Professor James Schamus Discusses His Feature Film Directorial Debut

James Schamus is a longtime film professor at the School of Arts, where this fall he will teach courses on “Topics in American Film” and “The Western.” Last year, he was inducted into the 25 Year Club at Columbia. “The dinner was great fun and I was presented with a very nice Tiffany picture frame,” he said.

By
Eve Glasberg
July 22, 2016

He is also the producer of 50 movies, the writer of 13 screenplays and director of two short films. He has written one book and is working on another. And until 2013, he also was the CEO of Focus Features, the motion picture production, financing and distribution company whose award-winning films include Brokeback Mountain, The Pianist, The Dallas Buyers Club, Eternal Sunshine of the Spotless Mind and Coraline.

As if he doesn’t have enough to do, Schamus will make his feature directorial debut July 29 with Indignation, an adaptation of the 2008 book by celebrated novelist Philip Roth, whose works are famously difficult to film. Columbia News asked him to discuss his latest venture.

Q. What prompted you to direct your first feature film now?

A. It was most likely an undiagnosed case of midlife crisis.
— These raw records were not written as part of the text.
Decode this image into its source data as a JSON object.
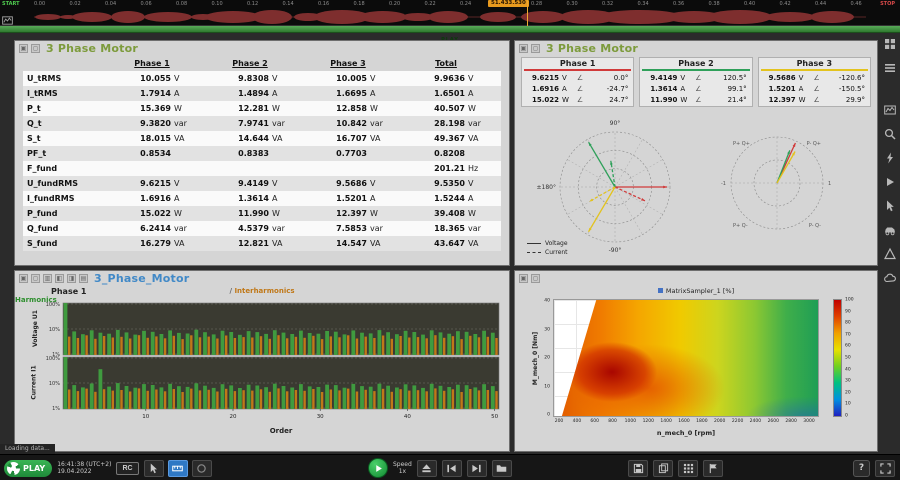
{
  "top": {
    "start": "START",
    "stop": "STOP",
    "cursor_time": "51.433.530",
    "strip_label": "PLAY",
    "ticks": [
      "0.00",
      "0.02",
      "0.04",
      "0.06",
      "0.08",
      "0.10",
      "0.12",
      "0.14",
      "0.16",
      "0.18",
      "0.20",
      "0.22",
      "0.24",
      "0.26",
      "0.28",
      "0.30",
      "0.32",
      "0.34",
      "0.36",
      "0.38",
      "0.40",
      "0.42",
      "0.44",
      "0.46"
    ]
  },
  "sidebar": {
    "icons": [
      "grid-icon",
      "list-icon",
      "scope-icon",
      "zoom-icon",
      "bolt-icon",
      "marker-icon",
      "cursor-icon",
      "car-icon",
      "delta-icon",
      "cloud-icon"
    ]
  },
  "panels": {
    "rms": {
      "title": "3 Phase Motor",
      "columns": [
        "Phase 1",
        "Phase 2",
        "Phase 3",
        "Total"
      ],
      "rows": [
        [
          "U_tRMS",
          "10.055",
          "V",
          "9.8308",
          "V",
          "10.005",
          "V",
          "9.9636",
          "V"
        ],
        [
          "I_tRMS",
          "1.7914",
          "A",
          "1.4894",
          "A",
          "1.6695",
          "A",
          "1.6501",
          "A"
        ],
        [
          "P_t",
          "15.369",
          "W",
          "12.281",
          "W",
          "12.858",
          "W",
          "40.507",
          "W"
        ],
        [
          "Q_t",
          "9.3820",
          "var",
          "7.9741",
          "var",
          "10.842",
          "var",
          "28.198",
          "var"
        ],
        [
          "S_t",
          "18.015",
          "VA",
          "14.644",
          "VA",
          "16.707",
          "VA",
          "49.367",
          "VA"
        ],
        [
          "PF_t",
          "0.8534",
          "",
          "0.8383",
          "",
          "0.7703",
          "",
          "0.8208",
          ""
        ],
        [
          "F_fund",
          "",
          "",
          "",
          "",
          "",
          "",
          "201.21",
          "Hz"
        ],
        [
          "U_fundRMS",
          "9.6215",
          "V",
          "9.4149",
          "V",
          "9.5686",
          "V",
          "9.5350",
          "V"
        ],
        [
          "I_fundRMS",
          "1.6916",
          "A",
          "1.3614",
          "A",
          "1.5201",
          "A",
          "1.5244",
          "A"
        ],
        [
          "P_fund",
          "15.022",
          "W",
          "11.990",
          "W",
          "12.397",
          "W",
          "39.408",
          "W"
        ],
        [
          "Q_fund",
          "6.2414",
          "var",
          "4.5379",
          "var",
          "7.5853",
          "var",
          "18.365",
          "var"
        ],
        [
          "S_fund",
          "16.279",
          "VA",
          "12.821",
          "VA",
          "14.547",
          "VA",
          "43.647",
          "VA"
        ]
      ]
    },
    "vector": {
      "title": "3 Phase Motor",
      "angle_symbol": "∠",
      "phases": [
        {
          "name": "Phase 1",
          "color": "#d03a3a",
          "rows": [
            {
              "v": "9.6215",
              "u": "V",
              "a": "0.0°"
            },
            {
              "v": "1.6916",
              "u": "A",
              "a": "-24.7°"
            },
            {
              "v": "15.022",
              "u": "W",
              "a": "24.7°"
            }
          ]
        },
        {
          "name": "Phase 2",
          "color": "#2fa05a",
          "rows": [
            {
              "v": "9.4149",
              "u": "V",
              "a": "120.5°"
            },
            {
              "v": "1.3614",
              "u": "A",
              "a": "99.1°"
            },
            {
              "v": "11.990",
              "u": "W",
              "a": "21.4°"
            }
          ]
        },
        {
          "name": "Phase 3",
          "color": "#e3c31e",
          "rows": [
            {
              "v": "9.5686",
              "u": "V",
              "a": "-120.6°"
            },
            {
              "v": "1.5201",
              "u": "A",
              "a": "-150.5°"
            },
            {
              "v": "12.397",
              "u": "W",
              "a": "29.9°"
            }
          ]
        }
      ],
      "polar_labels": {
        "top": "90°",
        "left": "±180°",
        "bottom": "-90°"
      },
      "quadrant_labels": [
        "P+ Q+",
        "P- Q+",
        "P+ Q-",
        "P- Q-"
      ],
      "axis_labels": {
        "right": "1",
        "left": "-1"
      },
      "legend": {
        "voltage": "Voltage",
        "current": "Current"
      }
    },
    "harmonics": {
      "title": "3_Phase_Motor",
      "phase_label": "Phase 1",
      "legend": {
        "harmonics": "Harmonics",
        "separator": "/",
        "interharmonics": "Interharmonics"
      },
      "xlabel": "Order",
      "xticks": [
        "10",
        "20",
        "30",
        "40",
        "50"
      ],
      "charts": [
        {
          "ylabel": "Voltage U1",
          "yticks": [
            "100%",
            "10%",
            "1%"
          ],
          "harmonics": [
            100,
            8.1,
            6.3,
            8.9,
            7.2,
            6.6,
            9.2,
            7.4,
            6.1,
            8.5,
            7.8,
            6.4,
            8.8,
            7.1,
            6.7,
            9.4,
            7.5,
            6.2,
            8.6,
            7.7,
            6.0,
            8.3,
            7.6,
            6.5,
            9.0,
            7.3,
            6.4,
            8.7,
            7.0,
            6.6,
            8.4,
            7.9,
            6.2,
            8.8,
            7.2,
            6.8,
            9.1,
            7.5,
            6.3,
            8.5,
            7.7,
            6.1,
            8.9,
            7.4,
            6.6,
            8.2,
            7.8,
            6.4,
            8.6,
            7.2
          ],
          "interharmonics": [
            5.1,
            4.5,
            5.7,
            4.2,
            5.4,
            4.7,
            5.0,
            4.3,
            5.8,
            4.6,
            5.2,
            4.4,
            5.5,
            4.1,
            5.7,
            4.8,
            5.1,
            4.3,
            5.6,
            4.5,
            4.9,
            4.7,
            5.3,
            4.2,
            5.8,
            4.4,
            5.0,
            4.6,
            5.5,
            4.1,
            5.2,
            4.8,
            5.7,
            4.3,
            5.1,
            4.5,
            5.6,
            4.2,
            5.4,
            4.7,
            4.9,
            4.4,
            5.8,
            4.6,
            5.3,
            4.1,
            5.5,
            4.8,
            5.0,
            4.5
          ]
        },
        {
          "ylabel": "Current I1",
          "yticks": [
            "100%",
            "10%",
            "1%"
          ],
          "harmonics": [
            100,
            8.3,
            6.8,
            9.6,
            34.0,
            7.3,
            9.9,
            7.7,
            6.6,
            9.1,
            8.4,
            6.8,
            9.3,
            7.5,
            7.1,
            9.7,
            7.9,
            6.5,
            9.0,
            8.1,
            6.4,
            8.6,
            8.0,
            6.9,
            9.4,
            7.7,
            6.7,
            9.1,
            7.4,
            7.0,
            8.7,
            8.3,
            6.6,
            9.2,
            7.6,
            7.2,
            9.4,
            7.9,
            6.7,
            8.9,
            8.1,
            6.5,
            9.3,
            7.8,
            7.0,
            8.6,
            8.2,
            6.8,
            9.0,
            7.6
          ],
          "interharmonics": [
            5.6,
            4.9,
            6.1,
            4.6,
            5.8,
            5.1,
            5.4,
            4.7,
            6.2,
            5.0,
            5.6,
            4.8,
            5.9,
            4.5,
            6.1,
            5.2,
            5.5,
            4.7,
            6.0,
            4.9,
            5.3,
            5.1,
            5.7,
            4.6,
            6.2,
            4.8,
            5.4,
            5.0,
            5.9,
            4.5,
            5.6,
            5.2,
            6.1,
            4.7,
            5.5,
            4.9,
            6.0,
            4.6,
            5.8,
            5.1,
            5.3,
            4.8,
            6.2,
            5.0,
            5.7,
            4.5,
            5.9,
            5.2,
            5.4,
            4.9
          ]
        }
      ]
    },
    "heatmap": {
      "legend": "MatrixSampler_1 [%]",
      "xlabel": "n_mech_0 [rpm]",
      "ylabel": "M_mech_0 [Nm]",
      "xticks": [
        "200",
        "400",
        "600",
        "800",
        "1000",
        "1200",
        "1400",
        "1600",
        "1800",
        "2000",
        "2200",
        "2400",
        "2600",
        "2800",
        "3000"
      ],
      "yticks": [
        "40",
        "30",
        "20",
        "10",
        "0"
      ],
      "colorbar_ticks": [
        "100",
        "90",
        "80",
        "70",
        "60",
        "50",
        "40",
        "30",
        "20",
        "10",
        "0"
      ]
    }
  },
  "bottom": {
    "loading": "Loading data...",
    "badge": {
      "label": "PLAY"
    },
    "clock": {
      "time": "16:41:38 (UTC+2)",
      "date": "19.04.2022"
    },
    "rc_label": "RC",
    "left_tools": [
      "pointer-tool-icon",
      "measure-tool-icon",
      "record-circle-icon"
    ],
    "transport": {
      "speed_label": "Speed",
      "speed_value": "1x"
    },
    "right_tools": [
      "save-icon",
      "copy-icon",
      "apps-icon",
      "flag-icon"
    ],
    "help_label": "?"
  }
}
Q. What are the differences or similarities between producing, screenwriting and directing?

A. Screenwriting: Sitting in the front passenger seat shouting out directions. Producing: Sitting in the rear passenger seat shouting out directions. Directing: Sitting in the driver’s seat with everyone else shouting in the car.

Q. What made you select Indignation? Did you have any contact with Roth during the process?

A. I loved the challenge of adapting Roth, who writes real novels, not the film treatments that pass for novels we so often see show up on the bestseller lists. I sent the screenplay to him before we started shooting, which could well have been the greatest mistake of my professional life. What if he had hated it? He did me a tremendous favor: he refused to read it. We screened a cut of the film for him in post-production: he has been very complimentary.

Q. How does the intersection of teaching and your film work affect you?

A. While I teach in the School of the Arts, I never teach anything practical at all; I was hired as a film theorist and that’s what I teach - very dense, very philosophical texts that will not help a single one of my students get ahead in the film business.

Q. What are you working on next?

A. I’m currently finishing a script based loosely on Reza Aslan’s book Zealot: The Life and Times of Jesus of Nazareth. It was more or less an excuse to do a year of research into first-century Palestine and Judaism.